È conosciuta come gestosi, ma il termine medico è preeclampsia ed è una delle cause di morte per parto, anche nei Paesi sviluppati. Questo venerdì un congresso internazionale sul tema organizzato dall’Ostetricia del Sacro Cuore

Si svolgerà venerdì 16 settembre nella sala convegni della Gran Guardia la terza edizione del congresso internazionale sulla preeclampsia, popolarmente conosciuta come gestosi, cioè la pressione alta con danno renale in gravidanza. Una patologia ancora potenzialmente mortale sia per la mamma che per il bambino. Nei Paesi poveri è causa di 49 decessi ogni 100mila parti, mentre, secondo l’Oms nelle regioni più sviluppate la percentuale scende a 8-17 morti. Dati più confortanti in Italia, dove muoiono 3 donne ogni 100mila parti.

Il meeting, che vede la presenza dei maggiori esperti nazionali e mondiali sul tema, è organizzato dalla Ginecologia e Ostetricia dell’ospedale Sacro Cuore Don Calabria di Negrar, diretta dal dottor Marcello Ceccaroni, e vede il patrocinio del ministero della Salute e della Società nazionale ed internazionale per lo studio dell’ipertensione in gravidanza. Durante la giornata verrà fatto il punto sullo stato dell’arte della ricerca, sulle metodologie diagnostiche e sul trattamento clinico della malattia.

“La preeclampsia ha una prevalenza del 2-3% sul totale delle gravidanze. Tra le gestanti con una storia personale e familiare di ipertensione o affette da sindrome metabolica la percentuale sale fino al 5-12%”, spiega il dottor Marco Scioscia, che presiede il congresso assieme al dottor Ceccaroni e al presidente onorario Christopher W. Redman, ordinario dell’Università di Oxford e uno dei massimi luminari sulla patologia.

Sulle cause della patologia sta indagando ancora la ricerca medica, mentre l’unica prevenzione resta la diagnosi precoce. “Di solito si manifesta dopo la ventesima settimana di gestazione, fino a un mese dopo il parto – spiega ancora Scioscia -. Il campanello d’allarme è la pressione alta, con valori cioè superiori o uguali a 140 mm/Hg per la massima e 90 mm/Hg per la minima.
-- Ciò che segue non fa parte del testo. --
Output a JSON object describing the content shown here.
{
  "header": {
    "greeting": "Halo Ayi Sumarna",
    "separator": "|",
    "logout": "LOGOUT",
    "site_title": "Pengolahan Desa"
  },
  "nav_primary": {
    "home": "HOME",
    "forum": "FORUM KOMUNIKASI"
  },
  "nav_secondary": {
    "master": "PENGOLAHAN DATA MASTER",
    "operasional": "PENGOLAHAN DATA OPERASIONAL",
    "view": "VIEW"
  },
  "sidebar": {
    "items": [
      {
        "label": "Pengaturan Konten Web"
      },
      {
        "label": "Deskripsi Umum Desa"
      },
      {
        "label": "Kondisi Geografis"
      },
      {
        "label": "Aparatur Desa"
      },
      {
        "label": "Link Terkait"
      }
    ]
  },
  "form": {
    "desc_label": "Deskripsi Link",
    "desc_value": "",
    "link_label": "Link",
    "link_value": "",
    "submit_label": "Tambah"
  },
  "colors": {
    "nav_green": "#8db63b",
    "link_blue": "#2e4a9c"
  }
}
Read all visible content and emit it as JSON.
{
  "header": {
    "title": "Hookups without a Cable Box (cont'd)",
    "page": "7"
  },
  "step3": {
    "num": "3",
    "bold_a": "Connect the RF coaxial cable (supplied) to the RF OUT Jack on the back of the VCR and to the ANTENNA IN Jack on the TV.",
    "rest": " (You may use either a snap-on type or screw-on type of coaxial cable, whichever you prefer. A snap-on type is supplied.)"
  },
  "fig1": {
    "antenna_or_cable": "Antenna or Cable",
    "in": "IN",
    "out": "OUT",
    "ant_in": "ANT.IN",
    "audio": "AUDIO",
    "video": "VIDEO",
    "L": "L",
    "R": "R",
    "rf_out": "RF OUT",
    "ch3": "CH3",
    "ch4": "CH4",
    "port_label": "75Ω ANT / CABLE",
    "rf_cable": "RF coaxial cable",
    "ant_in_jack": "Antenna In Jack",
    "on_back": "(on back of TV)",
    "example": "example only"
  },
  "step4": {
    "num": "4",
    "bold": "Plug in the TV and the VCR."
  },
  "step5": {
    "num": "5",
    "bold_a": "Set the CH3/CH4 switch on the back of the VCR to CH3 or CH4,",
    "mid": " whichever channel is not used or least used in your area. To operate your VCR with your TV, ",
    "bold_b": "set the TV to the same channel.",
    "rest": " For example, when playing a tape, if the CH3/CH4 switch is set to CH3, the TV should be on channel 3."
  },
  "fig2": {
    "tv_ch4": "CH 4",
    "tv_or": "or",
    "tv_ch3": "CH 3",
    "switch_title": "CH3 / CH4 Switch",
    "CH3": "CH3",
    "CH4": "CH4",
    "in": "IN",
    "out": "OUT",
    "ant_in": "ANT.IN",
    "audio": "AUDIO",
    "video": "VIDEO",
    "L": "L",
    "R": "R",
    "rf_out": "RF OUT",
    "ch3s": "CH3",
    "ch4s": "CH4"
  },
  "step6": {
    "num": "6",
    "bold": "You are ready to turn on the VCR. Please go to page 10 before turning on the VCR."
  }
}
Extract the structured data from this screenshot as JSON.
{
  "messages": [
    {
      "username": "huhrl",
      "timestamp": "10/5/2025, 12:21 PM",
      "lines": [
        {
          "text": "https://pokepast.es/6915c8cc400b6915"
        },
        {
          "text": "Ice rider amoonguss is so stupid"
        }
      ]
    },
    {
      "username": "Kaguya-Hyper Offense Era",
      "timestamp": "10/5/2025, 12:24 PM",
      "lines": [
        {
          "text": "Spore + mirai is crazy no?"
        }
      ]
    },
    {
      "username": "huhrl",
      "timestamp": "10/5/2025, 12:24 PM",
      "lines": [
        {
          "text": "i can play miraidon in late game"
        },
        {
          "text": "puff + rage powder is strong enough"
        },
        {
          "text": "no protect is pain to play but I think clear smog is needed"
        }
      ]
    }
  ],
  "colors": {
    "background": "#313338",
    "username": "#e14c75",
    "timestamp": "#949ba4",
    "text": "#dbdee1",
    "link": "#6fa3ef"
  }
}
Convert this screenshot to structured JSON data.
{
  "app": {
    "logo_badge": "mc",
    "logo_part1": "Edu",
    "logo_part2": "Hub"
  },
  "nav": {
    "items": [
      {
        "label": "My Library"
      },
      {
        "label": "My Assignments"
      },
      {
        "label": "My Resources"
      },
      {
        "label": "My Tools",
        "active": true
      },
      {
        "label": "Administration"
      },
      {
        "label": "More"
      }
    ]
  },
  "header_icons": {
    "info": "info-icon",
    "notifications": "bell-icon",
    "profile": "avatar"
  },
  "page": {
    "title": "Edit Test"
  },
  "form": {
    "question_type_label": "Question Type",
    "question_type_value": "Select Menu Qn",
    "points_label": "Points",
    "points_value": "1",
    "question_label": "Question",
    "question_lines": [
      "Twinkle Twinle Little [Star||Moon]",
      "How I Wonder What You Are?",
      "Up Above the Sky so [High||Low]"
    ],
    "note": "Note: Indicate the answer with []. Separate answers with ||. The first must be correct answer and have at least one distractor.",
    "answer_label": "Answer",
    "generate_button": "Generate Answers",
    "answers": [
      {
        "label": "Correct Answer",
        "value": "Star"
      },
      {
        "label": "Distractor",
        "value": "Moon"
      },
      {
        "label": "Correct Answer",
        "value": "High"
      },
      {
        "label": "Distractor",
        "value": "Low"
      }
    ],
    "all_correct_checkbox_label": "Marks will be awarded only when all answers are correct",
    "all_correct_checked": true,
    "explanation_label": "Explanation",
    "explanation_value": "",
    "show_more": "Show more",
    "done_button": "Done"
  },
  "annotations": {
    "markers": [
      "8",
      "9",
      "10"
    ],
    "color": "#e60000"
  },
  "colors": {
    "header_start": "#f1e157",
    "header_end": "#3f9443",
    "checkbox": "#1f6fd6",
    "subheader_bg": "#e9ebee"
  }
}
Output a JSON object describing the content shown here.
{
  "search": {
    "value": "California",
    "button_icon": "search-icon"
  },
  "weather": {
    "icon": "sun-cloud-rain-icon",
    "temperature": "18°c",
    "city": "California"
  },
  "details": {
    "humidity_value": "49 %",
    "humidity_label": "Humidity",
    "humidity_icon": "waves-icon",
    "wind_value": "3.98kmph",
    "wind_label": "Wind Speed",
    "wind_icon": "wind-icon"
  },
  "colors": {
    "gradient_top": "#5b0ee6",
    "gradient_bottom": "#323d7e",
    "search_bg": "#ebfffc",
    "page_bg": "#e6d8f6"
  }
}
Diventa preeclampsia quando è associata a perdita di proteine nelle urine (proteinuria). In questi casi la paziente viene sottoposta a terapia farmacologica antipertensiva e a stretto monitoraggio, anche per intercettare segnali di sofferenza da parte del bambino, come una minore crescita o addirittura un azzeramento della stessa. Quando accade e il bimbo può vivere al di fuori del grembo materno, si induce il parto o si procede con il cesareo”.

Indipendentemente dalla terapia, la preeclampsia può evolvere in eclampsia, un evento imprevedibile che si manifesta nella donna con convulsioni e perdita di coscienza che generalmente si associano a danni cerebrali di tipo emorragico potenzialmente mortali. Uno studio italiano del 2013, che ha preso in considerazione 100.868 donne provenienti da 61 punti nascita, tra cui quello di Negrar, ha rilevato 33 casi di eclampsia con un incidenza di 3,27 ogni 10mila parti. “Una percentuale non trascurabile – conclude Scioscia -. Nei Paesi sviluppati possiamo salvare un numero maggiore di donne grazie alle terapie intensive presenti capillarmente sul territorio, diverso è il discorso purtroppo per i Paesi in via di sviluppo”.